Segundo António Valdemar, Zita Seabra foi a única editora que se interessou pela publicação do livro depois de rejeitado por várias editoras do mercado.

Uma história comovente

Isabel Corte-Real tem 72 anos e uma vida cheia de trabalho em cargos de visibilidade pública como o de reconhecida especialista em administração pública, secretária de Estado da Modernização Administrativa, directora geral do Instituto Europeu da Administração Pública e secretaria geral da Assembleia da República, entre outros cargos.

Por isso, Zita Seabra estranhou que Isabel lhe aparecesse com um projecto de biografia da mãe quando o normal era que fosse ela a querer contar as experiências da sua também já longa e interessante vida. Isabel Corte-Real, já no final da sessão, deu a resposta a esta questão contando um episódio da sua vida pública que resume de certo modo o amor e a admiração pelos pais.
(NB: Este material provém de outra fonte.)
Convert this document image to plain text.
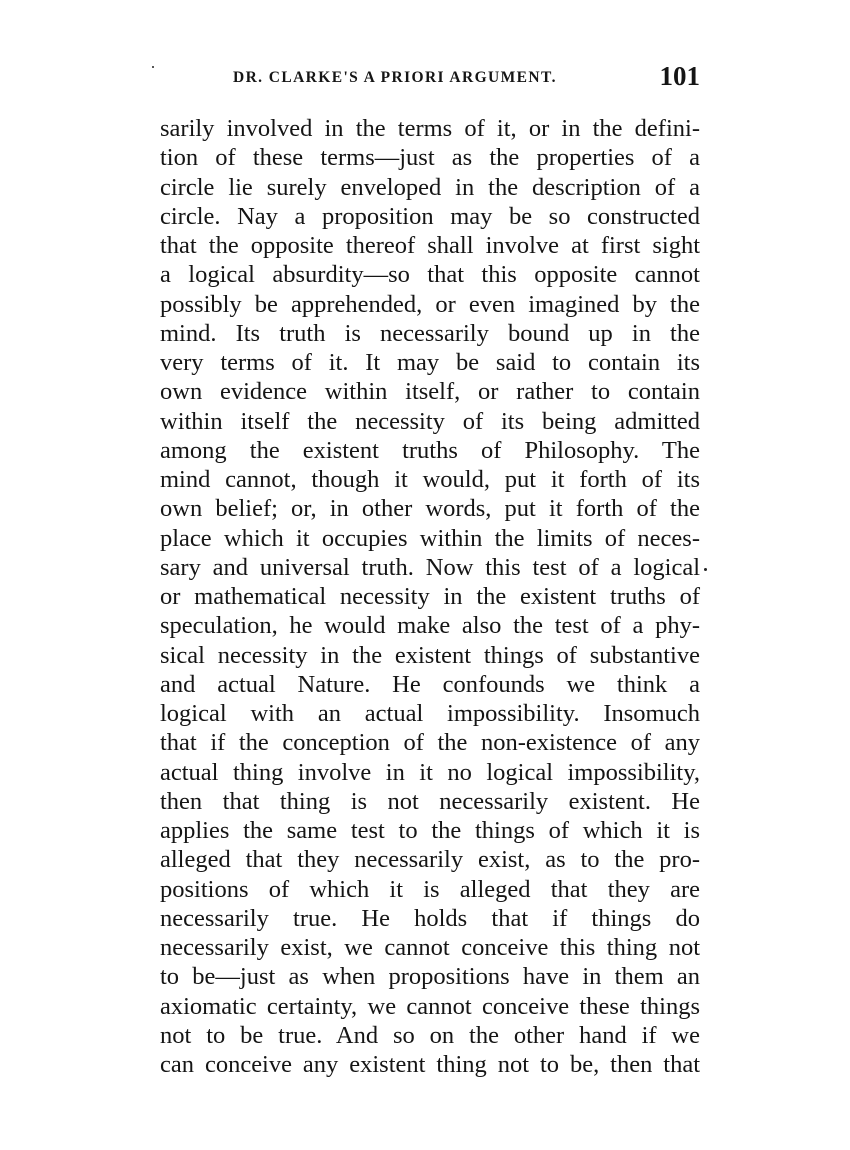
DR. CLARKE'S A PRIORI ARGUMENT.	101
sarily involved in the terms of it, or in the defini-
tion of these terms—just as the properties of a
circle lie surely enveloped in the description of a
circle. Nay a proposition may be so constructed
that the opposite thereof shall involve at first sight
a logical absurdity—so that this opposite cannot
possibly be apprehended, or even imagined by the
mind. Its truth is necessarily bound up in the
very terms of it. It may be said to contain its
own evidence within itself, or rather to contain
within itself the necessity of its being admitted
among the existent truths of Philosophy. The
mind cannot, though it would, put it forth of its
own belief; or, in other words, put it forth of the
place which it occupies within the limits of neces-
sary and universal truth. Now this test of a logical
or mathematical necessity in the existent truths of
speculation, he would make also the test of a phy-
sical necessity in the existent things of substantive
and actual Nature. He confounds we think a
logical with an actual impossibility. Insomuch
that if the conception of the non-existence of any
actual thing involve in it no logical impossibility,
then that thing is not necessarily existent. He
applies the same test to the things of which it is
alleged that they necessarily exist, as to the pro-
positions of which it is alleged that they are
necessarily true. He holds that if things do
necessarily exist, we cannot conceive this thing not
to be—just as when propositions have in them an
axiomatic certainty, we cannot conceive these things
not to be true. And so on the other hand if we
can conceive any existent thing not to be, then that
Um dia foi à Póvoa de Santa Iria, onde nasceu, apresentar um candidato político. A sala estava cheia mas o seu discurso parecia estar a ser escutado apenas pelas moscas já que ninguém a conhecia nem sabia quem era na vida pública. Quando ela puxou dos galões e disse que estava ali porque era a sua terra e que era filha da Natércia Freire e do médico José Izidro a plateia levantou-se e aplaudiu-a de pé deixando-a comovida e em lágrimas. “Foi dos momentos mais marcantes da minha vida”, reconheceu.

Saneamentos

Natércia Freire é conhecida essencialmente pela sua Obra poética mas teve uma vida muito ligada ao jornalismo nomeadamente quando dirigiu o suplemento cultural Artes e Letras do Diário de Notícias de 1955 a 1974. Antes do famoso saneamento do jornalista, e à altura director-adjunto do Diário de Notícias, José Saramago, calhou a Natércia Freire ser vítima da política de saneamentos que marcou a vida portuguesa nos anos próximos da revolução. No dia do lançamento da fotobiografia discutia-se quem tinham sido os responsáveis e veio à baila o nome de José Ribeiro dos Santos e Manuela Azevedo e também os de jornalistas que habitualmente não aparecem neste tipo de contendas. Ainda há muita história para escrever e discutir sobre o 25 de Abril e as marcas que deixou na sociedade portuguesa.